Are some of the people who set up these sites horrible people? Probably
Should they be locked away for making a website? In most cases*, no.

* If the person is advocating violence then that should be an offense. You have the right to say "People in Group X are stupid." You don't have the right to say "Let's round up everyone in Group X and put bullets through their brains." In addition, some of the trolling goes beyond offensive comments and lands into scary. If you're tracking people down and posting Google Earth views of their houses, or publishing information about what school their kids go to, you've crossed the line and there should be some stalking/harassment penalties invoked. This would be above and beyond setting up a "So-And-So Is A Horrible Person" website.

Wanting (1)

Pokey.Clyde (1322667) | about 2 years ago | (#41686451)

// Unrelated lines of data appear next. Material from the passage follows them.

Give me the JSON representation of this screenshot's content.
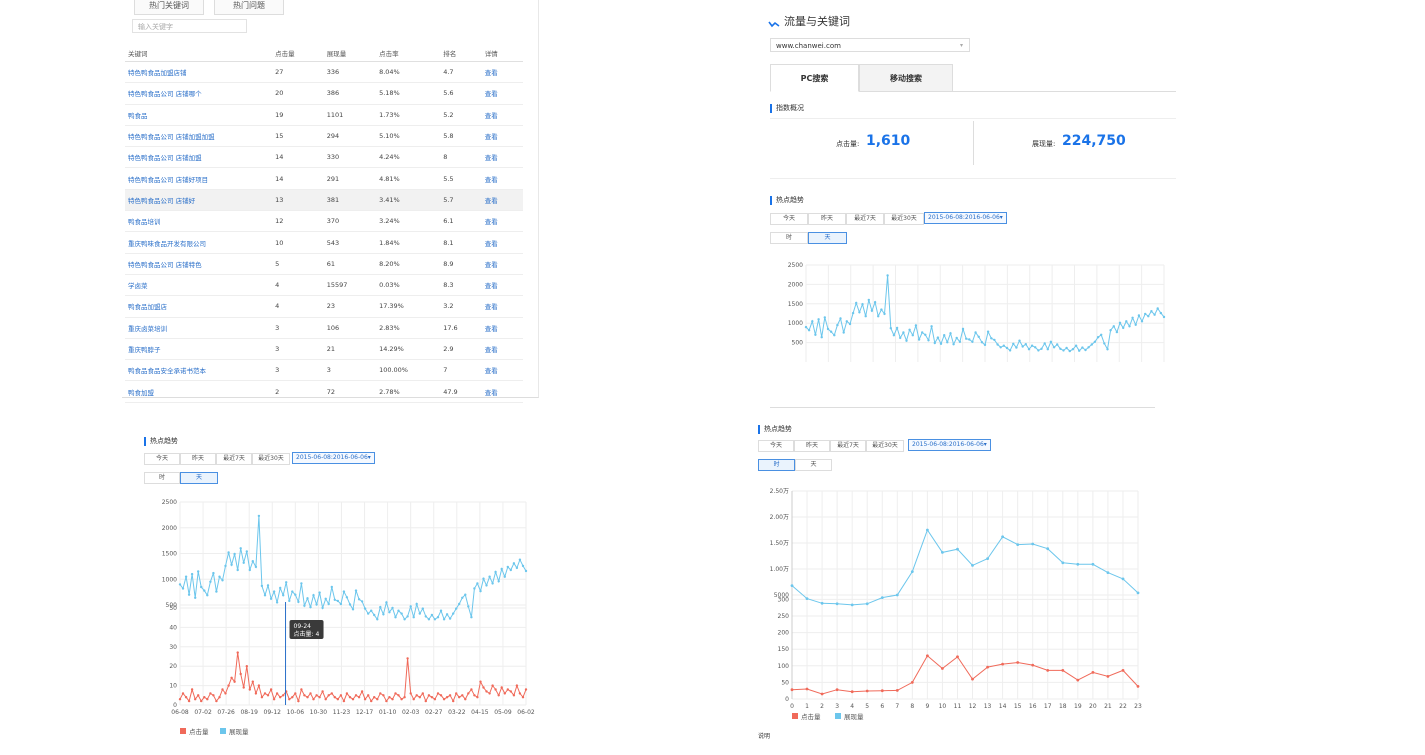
{
  "keywords_panel": {
    "tabs": [
      "热门关键词",
      "热门问题"
    ],
    "search_placeholder": "输入关键字",
    "headers": [
      "关键词",
      "点击量",
      "展现量",
      "点击率",
      "排名",
      "详情"
    ],
    "rows": [
      [
        "特色鸭食品加盟店铺",
        "27",
        "336",
        "8.04%",
        "4.7",
        "查看"
      ],
      [
        "特色鸭食品公司 店铺哪个",
        "20",
        "386",
        "5.18%",
        "5.6",
        "查看"
      ],
      [
        "鸭食品",
        "19",
        "1101",
        "1.73%",
        "5.2",
        "查看"
      ],
      [
        "特色鸭食品公司 店铺加盟加盟",
        "15",
        "294",
        "5.10%",
        "5.8",
        "查看"
      ],
      [
        "特色鸭食品公司 店铺加盟",
        "14",
        "330",
        "4.24%",
        "8",
        "查看"
      ],
      [
        "特色鸭食品公司 店铺好项目",
        "14",
        "291",
        "4.81%",
        "5.5",
        "查看"
      ],
      [
        "特色鸭食品公司 店铺好",
        "13",
        "381",
        "3.41%",
        "5.7",
        "查看"
      ],
      [
        "鸭食品培训",
        "12",
        "370",
        "3.24%",
        "6.1",
        "查看"
      ],
      [
        "重庆鸭味食品开发有限公司",
        "10",
        "543",
        "1.84%",
        "8.1",
        "查看"
      ],
      [
        "特色鸭食品公司 店铺特色",
        "5",
        "61",
        "8.20%",
        "8.9",
        "查看"
      ],
      [
        "学卤菜",
        "4",
        "15597",
        "0.03%",
        "8.3",
        "查看"
      ],
      [
        "鸭食品加盟店",
        "4",
        "23",
        "17.39%",
        "3.2",
        "查看"
      ],
      [
        "重庆卤菜培训",
        "3",
        "106",
        "2.83%",
        "17.6",
        "查看"
      ],
      [
        "重庆鸭脖子",
        "3",
        "21",
        "14.29%",
        "2.9",
        "查看"
      ],
      [
        "鸭食品食品安全承诺书范本",
        "3",
        "3",
        "100.00%",
        "7",
        "查看"
      ],
      [
        "鸭食加盟",
        "2",
        "72",
        "2.78%",
        "47.9",
        "查看"
      ]
    ],
    "highlight_row": 6
  },
  "flow_panel": {
    "title": "流量与关键词",
    "domain_select": "www.chanwei.com",
    "tabs": [
      "PC搜索",
      "移动搜索"
    ],
    "overview_title": "指数概况",
    "clicks_label": "点击量:",
    "clicks_value": "1,610",
    "impr_label": "展现量:",
    "impr_value": "224,750",
    "trend_title": "热点趋势",
    "range_buttons": [
      "今天",
      "昨天",
      "最近7天",
      "最近30天"
    ],
    "date_range": "2015-06-08:2016-06-06▾",
    "gran_buttons": [
      "时",
      "天"
    ],
    "gran_selected": "天"
  },
  "trend_panel_left": {
    "title": "热点趋势",
    "range_buttons": [
      "今天",
      "昨天",
      "最近7天",
      "最近30天"
    ],
    "date_range": "2015-06-08:2016-06-06▾",
    "gran_buttons": [
      "时",
      "天"
    ],
    "gran_selected": "天",
    "tooltip_date": "09-24",
    "tooltip_value": "点击量: 4",
    "legend": [
      "点击量",
      "展现量"
    ]
  },
  "trend_panel_right": {
    "title": "热点趋势",
    "range_buttons": [
      "今天",
      "昨天",
      "最近7天",
      "最近30天"
    ],
    "date_range": "2015-06-08:2016-06-06▾",
    "gran_buttons": [
      "时",
      "天"
    ],
    "gran_selected": "时",
    "legend": [
      "点击量",
      "展现量"
    ],
    "footer": "说明"
  },
  "colors": {
    "impressions": "#6cc6ec",
    "clicks": "#f06a5a",
    "link": "#2a6fc9",
    "accent": "#1a73e8"
  },
  "chart_data": [
    {
      "type": "line",
      "ylim": [
        0,
        2500
      ],
      "yticks": [
        "2500",
        "2000",
        "1500",
        "1000",
        "500"
      ],
      "series": [
        {
          "values": [
            900,
            820,
            1050,
            700,
            1100,
            640,
            1150,
            850,
            780,
            690,
            950,
            1120,
            760,
            1050,
            980,
            1260,
            1520,
            1280,
            1490,
            1180,
            1600,
            1320,
            1540,
            1180,
            1350,
            1240,
            2230,
            870,
            690,
            880,
            620,
            760,
            550,
            830,
            690,
            940,
            580,
            760,
            700,
            560,
            920,
            490,
            630,
            470,
            690,
            510,
            740,
            460,
            620,
            520,
            850,
            600,
            580,
            520,
            760,
            650,
            510,
            440,
            780,
            610,
            570,
            450,
            380,
            420,
            360,
            300,
            470,
            370,
            550,
            400,
            460,
            330,
            420,
            380,
            300,
            340,
            480,
            330,
            520,
            380,
            450,
            340,
            300,
            360,
            280,
            330,
            420,
            290,
            370,
            310,
            380,
            450,
            520,
            640,
            700,
            480,
            330,
            820,
            920,
            770,
            1010,
            880,
            1050,
            920,
            1140,
            960,
            1200,
            1050,
            1240,
            1180,
            1310,
            1220,
            1380,
            1260,
            1160
          ]
        }
      ]
    },
    {
      "type": "line",
      "x_ticks": [
        "06-08",
        "07-02",
        "07-26",
        "08-19",
        "09-12",
        "10-06",
        "10-30",
        "11-23",
        "12-17",
        "01-10",
        "02-03",
        "02-27",
        "03-22",
        "04-15",
        "05-09",
        "06-02"
      ],
      "y_ticks": [
        "2500",
        "2000",
        "1500",
        "1000",
        "500",
        "50",
        "40",
        "30",
        "20",
        "10",
        "0"
      ],
      "series": [
        {
          "name": "展现量",
          "values": [
            900,
            820,
            1050,
            700,
            1100,
            640,
            1150,
            850,
            780,
            690,
            950,
            1120,
            760,
            1050,
            980,
            1260,
            1520,
            1280,
            1490,
            1180,
            1600,
            1320,
            1540,
            1180,
            1350,
            1240,
            2230,
            870,
            690,
            880,
            620,
            760,
            550,
            830,
            690,
            940,
            580,
            760,
            700,
            560,
            920,
            490,
            630,
            470,
            690,
            510,
            740,
            460,
            620,
            520,
            850,
            600,
            580,
            520,
            760,
            650,
            510,
            440,
            780,
            610,
            570,
            450,
            380,
            420,
            360,
            300,
            470,
            370,
            550,
            400,
            460,
            330,
            420,
            380,
            300,
            340,
            480,
            330,
            520,
            380,
            450,
            340,
            300,
            360,
            280,
            330,
            420,
            290,
            370,
            310,
            380,
            450,
            520,
            640,
            700,
            480,
            330,
            820,
            920,
            770,
            1010,
            880,
            1050,
            920,
            1140,
            960,
            1200,
            1050,
            1240,
            1180,
            1310,
            1220,
            1380,
            1260,
            1160
          ]
        },
        {
          "name": "点击量",
          "values": [
            3,
            6,
            4,
            2,
            8,
            3,
            5,
            2,
            4,
            3,
            6,
            5,
            2,
            4,
            8,
            6,
            10,
            14,
            12,
            27,
            16,
            9,
            20,
            8,
            12,
            6,
            10,
            4,
            6,
            5,
            8,
            3,
            6,
            4,
            5,
            7,
            3,
            4,
            6,
            2,
            8,
            5,
            4,
            6,
            3,
            5,
            4,
            7,
            3,
            5,
            6,
            4,
            3,
            5,
            2,
            6,
            4,
            3,
            5,
            4,
            7,
            3,
            5,
            2,
            4,
            3,
            6,
            5,
            2,
            4,
            3,
            6,
            5,
            3,
            4,
            24,
            6,
            3,
            5,
            4,
            6,
            2,
            5,
            4,
            3,
            6,
            5,
            3,
            4,
            5,
            2,
            6,
            4,
            5,
            3,
            6,
            8,
            5,
            4,
            12,
            9,
            7,
            6,
            10,
            8,
            5,
            9,
            6,
            8,
            7,
            5,
            10,
            6,
            4,
            8
          ]
        }
      ]
    },
    {
      "type": "line",
      "x": [
        0,
        1,
        2,
        3,
        4,
        5,
        6,
        7,
        8,
        9,
        10,
        11,
        12,
        13,
        14,
        15,
        16,
        17,
        18,
        19,
        20,
        21,
        22,
        23
      ],
      "y_ticks": [
        "2.50万",
        "2.00万",
        "1.50万",
        "1.00万",
        "5000",
        "300",
        "250",
        "200",
        "150",
        "100",
        "50",
        "0"
      ],
      "series": [
        {
          "name": "展现量",
          "values": [
            6800,
            4300,
            3400,
            3300,
            3100,
            3300,
            4500,
            5000,
            9500,
            17500,
            13200,
            13800,
            10700,
            12000,
            16200,
            14700,
            14800,
            13900,
            11200,
            10900,
            10900,
            9300,
            8100,
            5400
          ]
        },
        {
          "name": "点击量",
          "values": [
            28,
            30,
            15,
            28,
            22,
            24,
            25,
            26,
            50,
            130,
            92,
            127,
            60,
            96,
            105,
            110,
            102,
            86,
            86,
            57,
            80,
            68,
            86,
            38
          ]
        }
      ]
    }
  ]
}
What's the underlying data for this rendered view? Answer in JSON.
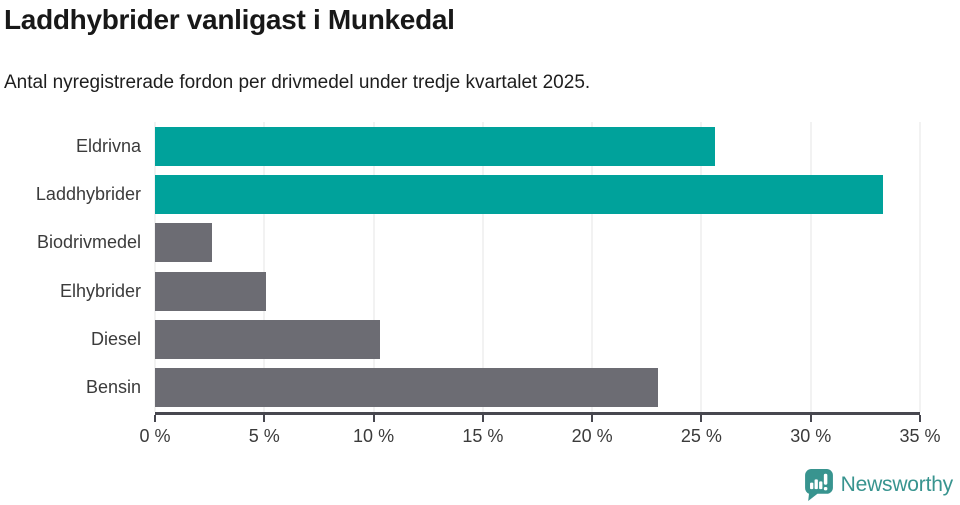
{
  "title": "Laddhybrider vanligast i Munkedal",
  "subtitle": "Antal nyregistrerade fordon per drivmedel under tredje kvartalet 2025.",
  "chart_data": {
    "type": "bar",
    "orientation": "horizontal",
    "title": "Laddhybrider vanligast i Munkedal",
    "subtitle": "Antal nyregistrerade fordon per drivmedel under tredje kvartalet 2025.",
    "categories": [
      "Eldrivna",
      "Laddhybrider",
      "Biodrivmedel",
      "Elhybrider",
      "Diesel",
      "Bensin"
    ],
    "values": [
      25.6,
      33.3,
      2.6,
      5.1,
      10.3,
      23.0
    ],
    "unit": "%",
    "xlim": [
      0,
      35
    ],
    "x_tick_values": [
      0,
      5,
      10,
      15,
      20,
      25,
      30,
      35
    ],
    "x_ticks": [
      "0 %",
      "5 %",
      "10 %",
      "15 %",
      "20 %",
      "25 %",
      "30 %",
      "35 %"
    ],
    "grid": true,
    "legend": "none",
    "highlighted_categories": [
      "Eldrivna",
      "Laddhybrider"
    ],
    "bar_colors": [
      "#00a29b",
      "#00a29b",
      "#6c6c73",
      "#6c6c73",
      "#6c6c73",
      "#6c6c73"
    ]
  },
  "colors": {
    "highlight": "#00a29b",
    "default_bar": "#6c6c73",
    "gridline": "#e4e4e4",
    "axis": "#47474f",
    "text": "#3b3b3b",
    "logo": "#38948f"
  },
  "branding": {
    "logo_text": "Newsworthy",
    "logo_icon": "speech-bubble-bar-chart-icon",
    "logo_color": "#38948f"
  }
}
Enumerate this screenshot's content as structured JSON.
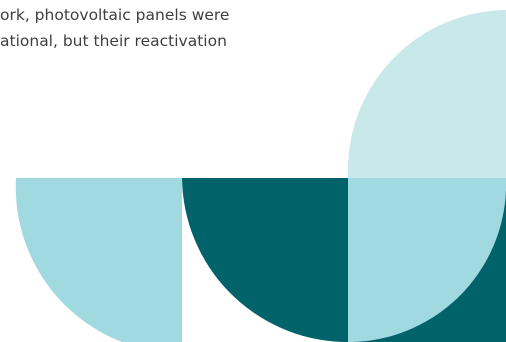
{
  "text": {
    "lines": [
      "ork, photovoltaic panels were",
      "ational, but their reactivation"
    ]
  },
  "graphic": {
    "colors": {
      "pale_teal": "#c9e8ea",
      "light_teal": "#a1d9e1",
      "dark_teal": "#00636a"
    }
  }
}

He can want in one hand and shit in the other, and see which fills up first.

Nothing new (0)

Anonymous Coward | about 2 years ago | (#41686493)

This law has been on the books for many years. The only thing this officer is doing is suggesting that it should be applied for harassment over the internet. When you have cyber bullying causing kids to kill themselves something like this would be immensely helpful. We cannot simply assume that a law such as this would be used for censorship but then that seems to be the typical knee jerk slashdot reaction, this law has not been used to censor anyone so you can't just assume that it will after many years since it has received a little media attention.

"...it is an offense to ... cause offense..." (1)

John Hasler (414242) | about 2 years ago | (#41686559)

Conveniently vague, isn't it? I'm sure it would never be abused, though.